De Bisschop was de organisator van het verzet . Vele piloten werden in de
pastories opgevangen. Ook werd de “Hulpactie Oorlogsgeweld” opgericht om
ondergedokenen en mensen die hun baan moesten opzeggen te kunnen helpen. Het nazidom heeft geknaagd aan de wortels van Katholiek Limburg. “De duivel is
los” (Mgr. Lemmens). De oorsprong van de crisis in de kerk is ook hierin gelegen.
Deze crisis was al in de 50er jaren aanwijsbaar en omschreven. Na de oorlog was
er eerst weer een herstel van de katholieke zuil. Het mandement van de
bisschoppen was in 1954: “iedereen terug in de katholieke zuil”. Lid worden van
de vakbond of van de VARA bijvoorbeeld werd ontraden. In 1955 word de
afbrokkelende eenheid al goed zichtbaar doordat ook katholieken op de PvdA gaan
stemmen. In dit jaar is in bepaalde wijken van Maastricht het kerkbezoek al
gedaald tot onder de 50%. Maar in 1948 al is zichtbaar dat het aantal roepingen
terugloopt. In 1957 vergaderen de bisschoppen over de toename van de
ontkerkelijking. De “tijdgeest is veranderd”, migratie, welvaart, arbeidsdruk,
materialisme, secularisatie en contacten met niet katholieken worden als oorzaak
aangezien voor het verval. Het katholieke onderwijssysteem was in 1957 nog
intact, maar langzaam veranderde dat. Het onderwijs werd meer atheïstisch en
daarmee kwam een einde aan de onafgebroken generatieopvolging waardoor de
jongeren de weg naar de kerk niet meer weten te vinden. Van het “hiernamaals”

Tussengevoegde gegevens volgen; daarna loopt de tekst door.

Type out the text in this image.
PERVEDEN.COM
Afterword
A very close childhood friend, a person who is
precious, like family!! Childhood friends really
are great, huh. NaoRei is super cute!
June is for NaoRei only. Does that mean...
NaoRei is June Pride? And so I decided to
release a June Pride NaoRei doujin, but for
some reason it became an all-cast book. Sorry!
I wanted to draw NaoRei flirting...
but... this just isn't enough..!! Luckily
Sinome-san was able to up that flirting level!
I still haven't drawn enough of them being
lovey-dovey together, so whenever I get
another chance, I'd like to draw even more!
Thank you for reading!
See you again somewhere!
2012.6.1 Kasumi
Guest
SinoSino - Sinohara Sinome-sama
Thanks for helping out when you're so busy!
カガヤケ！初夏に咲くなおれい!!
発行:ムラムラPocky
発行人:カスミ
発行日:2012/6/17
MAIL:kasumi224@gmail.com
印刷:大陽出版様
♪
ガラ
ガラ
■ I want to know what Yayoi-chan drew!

werd het “hiernumaals”. De revolutie van 1968 ging vooral over de bevrijding van
iedere autoriteit. Bisschop Mgr. Moors werd benoemd daags na de aankondiging van het 2e Vaticaans
concilie. Hij was geen verlegenheidskandidaat want hij was al in de eerste
stemronde als eerste geplaatst. Moors was een kerktrouwe man die wel goed thuis
was in het concilie. Hij gold als een goed bestuurder (hij had
handelswetenschappen gestudeerd) en hij reorganiseerde de priesteropleidingen.
Hij organiseerde de kerkbijdrage en de honorering van priesters. Ook maakte hij
het mogelijk dat geld van parochies naar het bisdom ging ter belening. Het Pastoraal Concilie van Noordwijk (1966 – 1970) leek wel een soort
bevrijdingsfeest: bijna alle priesters stemden tegen het celibaat. Dat was het
signaal voor Rome om een krachtige tegenbeweging in gang te zetten die werd
ingeluid door de benoeming van de uiterst conservatieve bisschop Gijsen. Daarmee
was het verval van de kerk echter nog niet gestopt. De wederopbouw moet nog beginnen en daarvoor zijn eerst weer nieuwe grote
geesten nodig zoals de grote namen van het begin van de 20e eeuw.
Paul Hamans (Tegelen 1951)
werd na zijn priesteropleiding in Rolduc in 1979 gewijd tot priester van het bisdom Roermond. Hij promoveerde in 1985 aan de katholieke theologische
faculteit van de universiteit van Augsburg. In dat jaar werd hij benoemd tot docent aan het
grootseminarie Rolduc voor kerkgeschiedenis van de Nederlanden, en voor de algemene kerkgeschiedenis
van de Middeleeuwen en de Nieuw Tijd.